The DOCX page border doesn't appear. Page borders are a Word feature configured in section properties. Check that you've set all four (pageBorderTop/Bottom/Left/Right), with non-zero size and a space value (24 puts them ~1.7cm from the edge in our setup). LibreOffice and Word may render them slightly differently — Word is the canonical view.

Filled DOCX has weird extra empty rows above each table. Those are the {%tr for %}/{%tr endfor %} rows that didn't get stripped — meaning the loop tags ended up in paragraphs inside a cell, not as standalone row text. Make sure the firstText in your emptyRow_*() helper is the entire cell content, not appended to other text.


11. Porting to a different form

The same pattern works for any structured government form. The migration steps:

  1. Extract the data model. Open the reference DOCX, list every blank line and every table column. Each becomes a field in types.ts. Repeating sections (lists of authors, lists of attachments) become arrays.
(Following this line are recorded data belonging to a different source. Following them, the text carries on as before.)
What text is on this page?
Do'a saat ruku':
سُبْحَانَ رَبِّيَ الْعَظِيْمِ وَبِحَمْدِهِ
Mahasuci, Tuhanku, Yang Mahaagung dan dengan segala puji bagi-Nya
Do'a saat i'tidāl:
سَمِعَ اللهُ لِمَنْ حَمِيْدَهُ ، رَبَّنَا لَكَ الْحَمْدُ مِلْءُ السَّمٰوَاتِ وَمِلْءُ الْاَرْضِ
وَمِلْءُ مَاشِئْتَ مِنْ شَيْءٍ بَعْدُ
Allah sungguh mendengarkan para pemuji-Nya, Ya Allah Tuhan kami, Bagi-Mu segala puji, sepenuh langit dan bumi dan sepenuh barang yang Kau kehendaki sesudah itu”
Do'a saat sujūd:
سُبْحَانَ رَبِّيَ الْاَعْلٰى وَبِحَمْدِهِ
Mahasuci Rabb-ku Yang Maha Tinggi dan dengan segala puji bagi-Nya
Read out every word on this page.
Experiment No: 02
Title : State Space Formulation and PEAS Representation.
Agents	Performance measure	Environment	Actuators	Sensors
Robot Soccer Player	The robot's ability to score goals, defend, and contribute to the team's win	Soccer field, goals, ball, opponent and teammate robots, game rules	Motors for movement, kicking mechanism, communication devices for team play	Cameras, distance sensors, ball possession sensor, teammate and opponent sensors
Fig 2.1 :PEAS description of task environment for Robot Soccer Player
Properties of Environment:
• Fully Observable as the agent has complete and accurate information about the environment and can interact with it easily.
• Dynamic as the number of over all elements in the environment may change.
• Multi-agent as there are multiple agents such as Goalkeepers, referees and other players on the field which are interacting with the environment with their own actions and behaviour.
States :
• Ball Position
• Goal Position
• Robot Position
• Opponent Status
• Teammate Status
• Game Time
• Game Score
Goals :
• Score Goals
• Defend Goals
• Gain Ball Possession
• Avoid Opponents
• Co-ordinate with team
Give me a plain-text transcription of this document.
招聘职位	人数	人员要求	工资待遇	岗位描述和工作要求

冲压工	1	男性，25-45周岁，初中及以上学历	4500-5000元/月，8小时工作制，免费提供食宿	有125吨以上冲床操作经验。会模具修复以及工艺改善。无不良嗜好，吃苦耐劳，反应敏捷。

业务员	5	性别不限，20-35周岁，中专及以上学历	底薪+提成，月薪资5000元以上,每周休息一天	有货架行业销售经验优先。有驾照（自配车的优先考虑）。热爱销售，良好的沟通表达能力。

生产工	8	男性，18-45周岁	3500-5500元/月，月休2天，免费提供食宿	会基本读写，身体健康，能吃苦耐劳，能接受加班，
  2. Identify the sections. Most forms have a cover page plus N body sections. Each body section becomes a <Page> component plus a buildSectionN() function in the DOCX builder.

  3. Catalog the visual primitives. Headers, signature blocks, tables, checkboxes, date lines — write them once in components.tsx (PDF) and as helper functions (DOCX), then reuse.
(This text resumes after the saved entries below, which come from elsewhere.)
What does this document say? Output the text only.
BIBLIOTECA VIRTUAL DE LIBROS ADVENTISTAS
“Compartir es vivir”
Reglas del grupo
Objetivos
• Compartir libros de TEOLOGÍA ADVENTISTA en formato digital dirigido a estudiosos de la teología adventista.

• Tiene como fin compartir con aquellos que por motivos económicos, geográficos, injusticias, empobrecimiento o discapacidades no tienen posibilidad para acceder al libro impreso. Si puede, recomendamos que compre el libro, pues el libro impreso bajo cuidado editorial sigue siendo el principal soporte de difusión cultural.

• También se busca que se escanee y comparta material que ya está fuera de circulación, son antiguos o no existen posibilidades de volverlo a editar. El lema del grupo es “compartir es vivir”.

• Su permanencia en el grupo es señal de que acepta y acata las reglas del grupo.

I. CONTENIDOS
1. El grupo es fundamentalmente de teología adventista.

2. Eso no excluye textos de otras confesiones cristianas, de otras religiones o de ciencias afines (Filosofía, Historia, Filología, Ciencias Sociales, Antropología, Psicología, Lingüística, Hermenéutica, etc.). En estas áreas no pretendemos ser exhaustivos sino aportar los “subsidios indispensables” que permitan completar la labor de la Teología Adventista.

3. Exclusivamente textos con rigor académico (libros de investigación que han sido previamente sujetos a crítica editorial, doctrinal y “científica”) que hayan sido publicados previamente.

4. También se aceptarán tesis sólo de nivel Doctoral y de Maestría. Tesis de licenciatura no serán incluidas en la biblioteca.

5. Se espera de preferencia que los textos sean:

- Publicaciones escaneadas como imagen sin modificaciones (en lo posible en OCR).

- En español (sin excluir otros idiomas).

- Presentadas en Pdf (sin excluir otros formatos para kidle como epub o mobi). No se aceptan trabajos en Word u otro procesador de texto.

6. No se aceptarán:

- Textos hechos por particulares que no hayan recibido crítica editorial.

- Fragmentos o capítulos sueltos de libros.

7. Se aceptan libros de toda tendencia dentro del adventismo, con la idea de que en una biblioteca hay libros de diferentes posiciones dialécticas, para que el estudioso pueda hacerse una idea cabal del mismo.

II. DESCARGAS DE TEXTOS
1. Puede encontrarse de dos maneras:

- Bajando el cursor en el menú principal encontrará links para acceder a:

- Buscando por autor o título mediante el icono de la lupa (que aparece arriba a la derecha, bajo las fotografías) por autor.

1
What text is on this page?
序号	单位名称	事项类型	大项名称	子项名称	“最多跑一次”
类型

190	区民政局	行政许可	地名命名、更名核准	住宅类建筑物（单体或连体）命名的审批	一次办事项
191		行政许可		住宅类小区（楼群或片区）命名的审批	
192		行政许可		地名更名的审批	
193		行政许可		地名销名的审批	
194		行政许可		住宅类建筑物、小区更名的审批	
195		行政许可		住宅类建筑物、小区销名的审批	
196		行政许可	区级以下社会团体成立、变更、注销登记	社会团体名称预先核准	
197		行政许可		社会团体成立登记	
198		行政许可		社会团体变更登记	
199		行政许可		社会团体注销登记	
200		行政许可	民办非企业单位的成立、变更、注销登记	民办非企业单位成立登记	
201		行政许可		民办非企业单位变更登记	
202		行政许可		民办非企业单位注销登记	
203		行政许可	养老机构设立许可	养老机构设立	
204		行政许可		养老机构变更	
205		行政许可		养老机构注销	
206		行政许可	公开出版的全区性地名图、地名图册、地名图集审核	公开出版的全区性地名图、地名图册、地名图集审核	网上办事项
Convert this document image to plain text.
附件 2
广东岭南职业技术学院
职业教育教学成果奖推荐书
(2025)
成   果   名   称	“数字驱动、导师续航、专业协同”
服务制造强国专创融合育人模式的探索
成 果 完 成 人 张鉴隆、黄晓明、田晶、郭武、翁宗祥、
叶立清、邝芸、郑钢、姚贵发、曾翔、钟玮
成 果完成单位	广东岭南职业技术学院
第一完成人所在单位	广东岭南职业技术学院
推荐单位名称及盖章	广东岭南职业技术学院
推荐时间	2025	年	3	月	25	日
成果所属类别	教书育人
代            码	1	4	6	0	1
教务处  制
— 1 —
  4. Calibrate the styles. Open the reference, measure margins, font, line spacing, and indent. Set them as constants. See §7.
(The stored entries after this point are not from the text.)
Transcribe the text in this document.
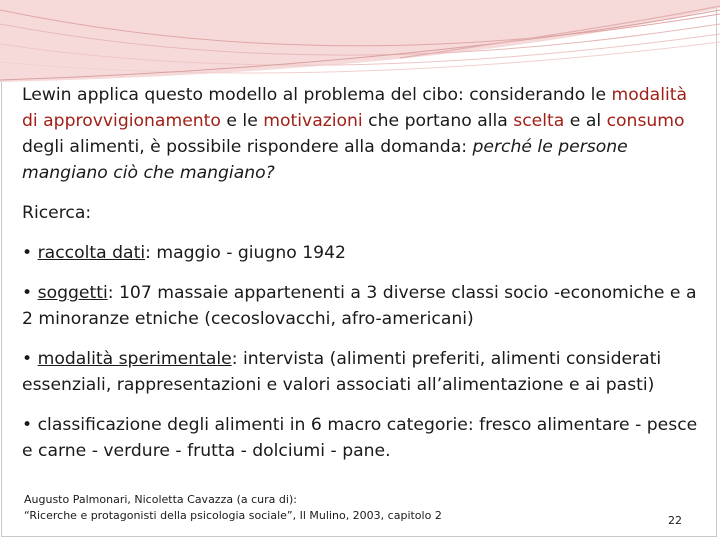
Lewin applica questo modello al problema del cibo: considerando le modalità di approvvigionamento e le motivazioni che portano alla scelta e al consumo degli alimenti, è possibile rispondere alla domanda: perché le persone mangiano ciò che mangiano?

Ricerca:

• raccolta dati: maggio - giugno 1942

• soggetti: 107 massaie appartenenti a 3 diverse classi socio -economiche e a 2 minoranze etniche (cecoslovacchi, afro-americani)

• modalità sperimentale: intervista (alimenti preferiti, alimenti considerati essenziali, rappresentazioni e valori associati all’alimentazione e ai pasti)

• classificazione degli alimenti in 6 macro categorie: fresco alimentare - pesce e carne - verdure - frutta - dolciumi - pane.

Augusto Palmonari, Nicoletta Cavazza (a cura di):
“Ricerche e protagonisti della psicologia sociale”, Il Mulino, 2003, capitolo 2	22
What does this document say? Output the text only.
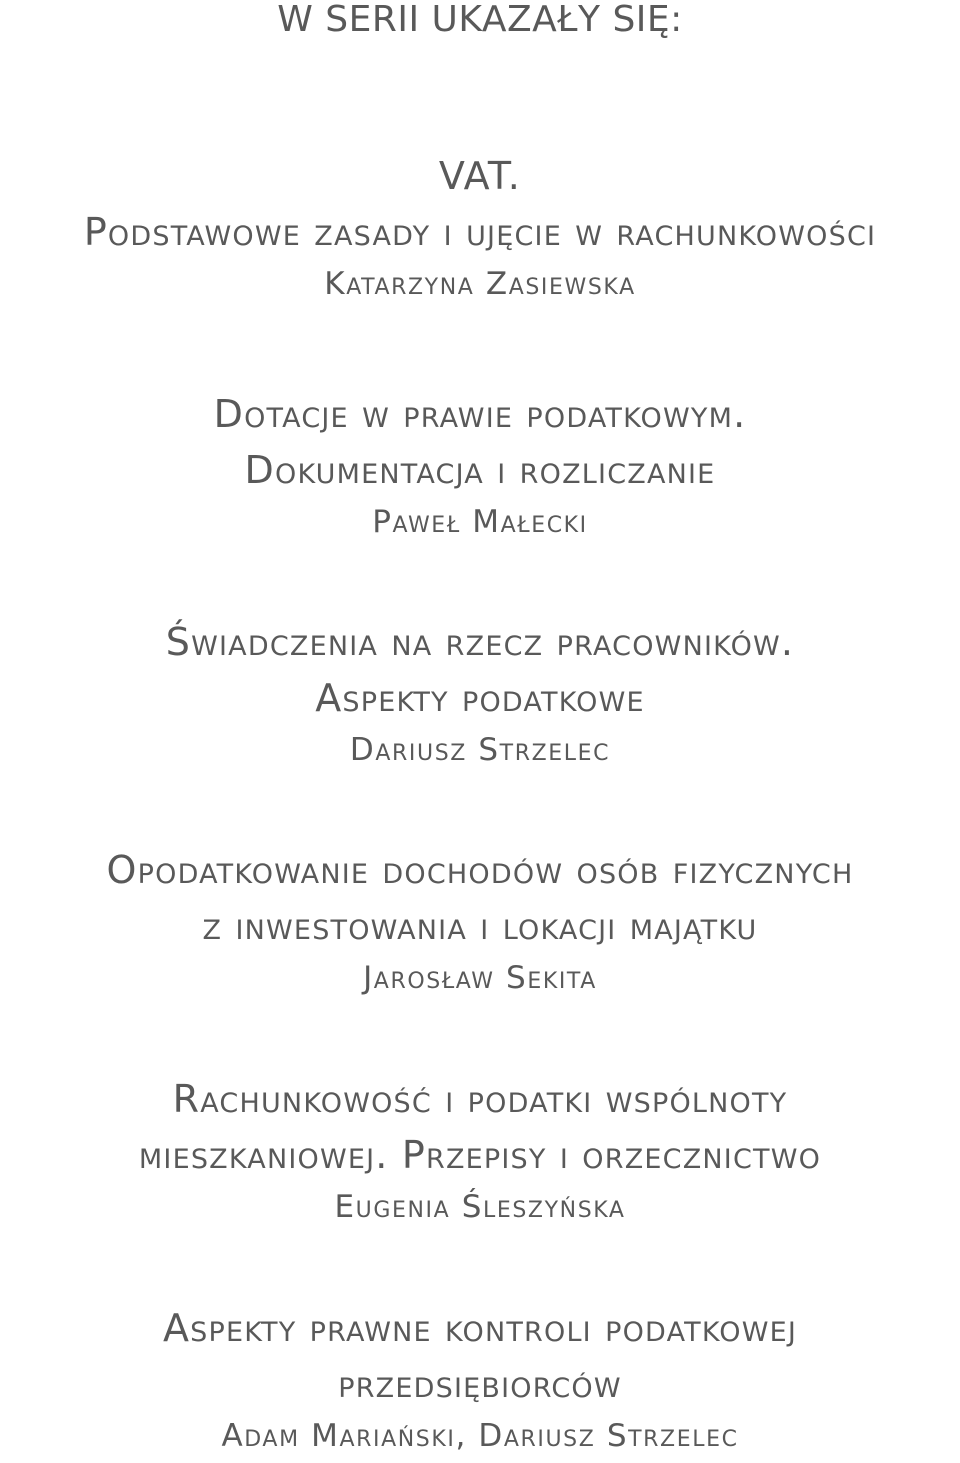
W SERII UKAZAŁY SIĘ:
VAT.
Podstawowe zasady i ujęcie w rachunkowości
Katarzyna Zasiewska
Dotacje w prawie podatkowym.
Dokumentacja i rozliczanie
Paweł Małecki
Świadczenia na rzecz pracowników.
Aspekty podatkowe
Dariusz Strzelec
Opodatkowanie dochodów osób fizycznych
z inwestowania i lokacji majątku
Jarosław Sekita
Rachunkowość i podatki wspólnoty
mieszkaniowej. Przepisy i orzecznictwo
Eugenia Śleszyńska
Aspekty prawne kontroli podatkowej
przedsiębiorców
Adam Mariański, Dariusz Strzelec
  5. Render and diff. Generate, convert to JPEG, line up against the reference. Iterate until they match.

  6. Smoke-test the DOCX template with docxtpl. If a placeholder doesn't fill, it's almost always run-splitting — fix by collapsing into one r() call.

The most labor-intensive part is the visual calibration (step 45). Everything else is mechanical translation from "what the form looks like" to "code that produces the same thing."


Appendix: file-by-file inventory

File Lines Purpose
src/types.ts 177 TypeScript interfaces matching data_blank.json
src/fonts.ts 56 Tinos font registration
src/styles.ts 239 Shared StyleSheet.create() styles
src/components.tsx 156 Reusable <Checkbox>, <Table>, <DateLine>, header variants
src/pages/CoverPage.tsx 64 Trang bìa with page border
src/pages/Mau01.tsx 172 Báo cáo mô tả sáng kiến
src/pages/Mau02.tsx 206 Đơn đề nghị công nhận sáng kiến
src/pages/Mau03.tsx 82 Bản xác nhận tỷ lệ đóng góp
src/pages/Mau04.tsx 94 Phiếu đánh giá sáng kiến
src/pages/BanCamKet.tsx 119 Bản cam kết
src/SangKienDocument.tsx 43 Top-level <Document> composing all pages
src/generate.tsx 37 renderSangKienPdf(data) server-side helper
src/index.ts 5 Public API barrel
tools/build-docx-template.ts 1301 Generates the Jinja-style DOCX template
tools/fill-docx.py ~30 CLI to fill a template with JSON data via docxtpl
tools/test-docx-fill.py ~25 Smoke test script
example/generate-example.ts ~35 CLI for the PDF pipeline
example/sample-data.json Realistic filled-in example
example/data-blank.json All-empty template instance

Total: about 2750 lines of TypeScript + ~50 lines of Python. The DOCX generator is the largest single file because every static line of body text is a out.push(flushP([r("…")])) call, but the pattern is repetitive and easy to skim.